Ari menjelaskan, dalam hal ini, petahana bisa memanfaatkan wabah virus corona atau COVID-19, untuk terus mendongkrak nama mereka di masyarakat melalui bantuan sosial yang diberikan melalui mereka.

“Jika ditarik siapa yang lebih diuntungkan, tentu tetap petahana. Karena bisa mendompleng program bantuan sosial dari pemerintah pusat atau daerah penanganan COVID-19 untuk political benefit,” katanya.

Ia menuturkan, petahana bisa saja mencuri kesempatan untuk melakukan kampanye dengan membagi-bagikan bantuan sosial, yang masuk dalam program darurat daerah mereka.

“Petahana sangat diuntungkan semasa jabatan karena kegiatan-kegiatan protokoler dan formal, sangat sulit untuk dipisahkan dengan momentum kampanye,” ujar dia.

Sedangkan untuk kontestan lain, pengunduran jadwal Pilkada Serentak 2020, jelas merugikan mereka, karena mempengaruhi persiapan kampanye. Molornya waktu berarti menambah anggaran yang sebelumnya sudah disiapkan, karena masa kampanye baik yang resmi maupun 'curi-curi' start menjadi lebih panjang.

“Calon kepala daerah sekarang ini ikut mengeluarkan dana untuk pencegahan COVID-19, baik penyemprotan disinfektan, pembagian masker, dan hand sanitizer, serta pembagian sembako. Padahal, semula dalam budgeting kampanye, tidak ada anggaran untuk itu,” tutur Ari.

4. KPU akan tindak tegas petahana yang melakukan politisasi bansos

Ilustrasi. ANTARA FOTO/Reno Esnir

Komisioner KPU, Hasyim Asy’ari menegaskan, pihaknya akan menindak tegas calon kepala daerah khususnya petahana yang melakukan politisasi bansos.

Jika ketentuan itu dilanggar, KPU akan langsung membatalkan pencalonan petahana tersebut.

"Kepala daerah aktif yang mencalonkan diri lagi atau petahana, bila melanggar larangan tersebut dapat dikenai sanksi berupa pembatalan sebagai calon," kata Hasyim saat dikonfirmasi, Senin (4/5).

Ia menjelaskan, ketentuan itu telah tertuang dalam Pasal 71 UU No.10 Tahun 2016 tentang Pilkada. Dalam ayat 3 pasal tersebut tertulis bahwa gubernur atau wakil Gubernur, bupati atau wakil bupati, dan wali kota atau wakil wali kota dilarang menggunakan kewenangan, program, dan kegiatan yang menguntungkan atau merugikan salah satu pasangan calon baik di daerah sendiri maupun di daerah lain, dalam waktu 6 bulan sebelum tanggal penetapan paslon sampai dengan penetapan paslon terpilih.
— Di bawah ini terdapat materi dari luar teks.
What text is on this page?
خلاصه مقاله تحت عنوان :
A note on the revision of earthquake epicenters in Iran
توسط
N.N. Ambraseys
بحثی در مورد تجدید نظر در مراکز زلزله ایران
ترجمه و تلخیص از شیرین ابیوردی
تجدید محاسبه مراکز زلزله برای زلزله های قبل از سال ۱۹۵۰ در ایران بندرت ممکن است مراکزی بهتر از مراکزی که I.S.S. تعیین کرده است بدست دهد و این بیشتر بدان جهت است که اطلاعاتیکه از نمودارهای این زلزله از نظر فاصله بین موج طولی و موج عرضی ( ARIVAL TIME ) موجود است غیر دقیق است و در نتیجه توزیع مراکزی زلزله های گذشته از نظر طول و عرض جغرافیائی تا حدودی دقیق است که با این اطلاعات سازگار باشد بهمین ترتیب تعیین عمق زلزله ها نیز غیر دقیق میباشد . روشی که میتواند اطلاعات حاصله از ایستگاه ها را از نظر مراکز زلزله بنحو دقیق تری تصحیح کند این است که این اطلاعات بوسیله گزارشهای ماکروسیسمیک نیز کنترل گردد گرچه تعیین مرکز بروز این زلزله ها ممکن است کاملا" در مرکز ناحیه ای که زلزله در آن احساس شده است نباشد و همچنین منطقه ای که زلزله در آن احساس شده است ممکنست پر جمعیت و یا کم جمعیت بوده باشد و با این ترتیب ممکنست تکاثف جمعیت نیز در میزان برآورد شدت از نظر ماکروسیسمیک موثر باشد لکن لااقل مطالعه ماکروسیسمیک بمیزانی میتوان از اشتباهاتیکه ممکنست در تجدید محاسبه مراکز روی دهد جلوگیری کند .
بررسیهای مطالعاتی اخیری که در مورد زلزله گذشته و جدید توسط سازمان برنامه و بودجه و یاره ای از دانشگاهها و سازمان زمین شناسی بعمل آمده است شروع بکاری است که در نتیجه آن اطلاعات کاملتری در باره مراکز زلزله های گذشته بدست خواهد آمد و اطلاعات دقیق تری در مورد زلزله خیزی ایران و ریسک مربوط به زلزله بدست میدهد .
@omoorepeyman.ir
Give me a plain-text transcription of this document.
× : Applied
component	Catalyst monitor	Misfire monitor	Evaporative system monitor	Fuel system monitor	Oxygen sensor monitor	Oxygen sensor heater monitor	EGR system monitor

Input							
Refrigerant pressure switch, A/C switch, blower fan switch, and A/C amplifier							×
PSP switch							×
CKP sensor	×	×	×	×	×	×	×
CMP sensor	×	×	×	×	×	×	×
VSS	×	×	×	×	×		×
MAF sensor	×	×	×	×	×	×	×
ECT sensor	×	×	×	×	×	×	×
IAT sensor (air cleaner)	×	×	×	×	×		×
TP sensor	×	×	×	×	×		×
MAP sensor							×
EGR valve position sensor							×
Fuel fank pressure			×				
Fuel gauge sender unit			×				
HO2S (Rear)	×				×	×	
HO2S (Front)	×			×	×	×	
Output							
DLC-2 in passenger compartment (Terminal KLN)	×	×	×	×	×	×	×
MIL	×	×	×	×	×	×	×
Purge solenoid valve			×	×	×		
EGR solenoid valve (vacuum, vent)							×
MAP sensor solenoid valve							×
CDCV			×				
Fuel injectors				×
Sedangkan sanksi pembatalan pencalonan kepala daerah petahana oleh KPU daerah tertuang dalam Ayat (5).

5. Perludem menilai Perppu Pilkada penuh dengan ketidakpastian

Anggota Dewan Pembina Perludem, Titi Anggraini (IDN Times/Fitang Budhi Adhitia)

Direktur Eksekutif Perkumpulan untuk Pemilu dan Demokrasi (Perludem) Titi Anggraini mengatakan, Perppu Pilkada masih menyimpan kegamangan dan situasi tidak pasti dengan adanya pengaturan pada Pasal 201 A ayat 3 yang menyatakan, dalam hal pemungutan suara serentak 2020 tidak dapat dilaksanakan pada bulan Desember 2020, maka pemungutan suara serentak ditunda dan dijadwalkan kembali segera setelah bencana nonalam berakhir, melalui mekanisme persetujuan bersama antara KPU, Pemerintah, dan DPR.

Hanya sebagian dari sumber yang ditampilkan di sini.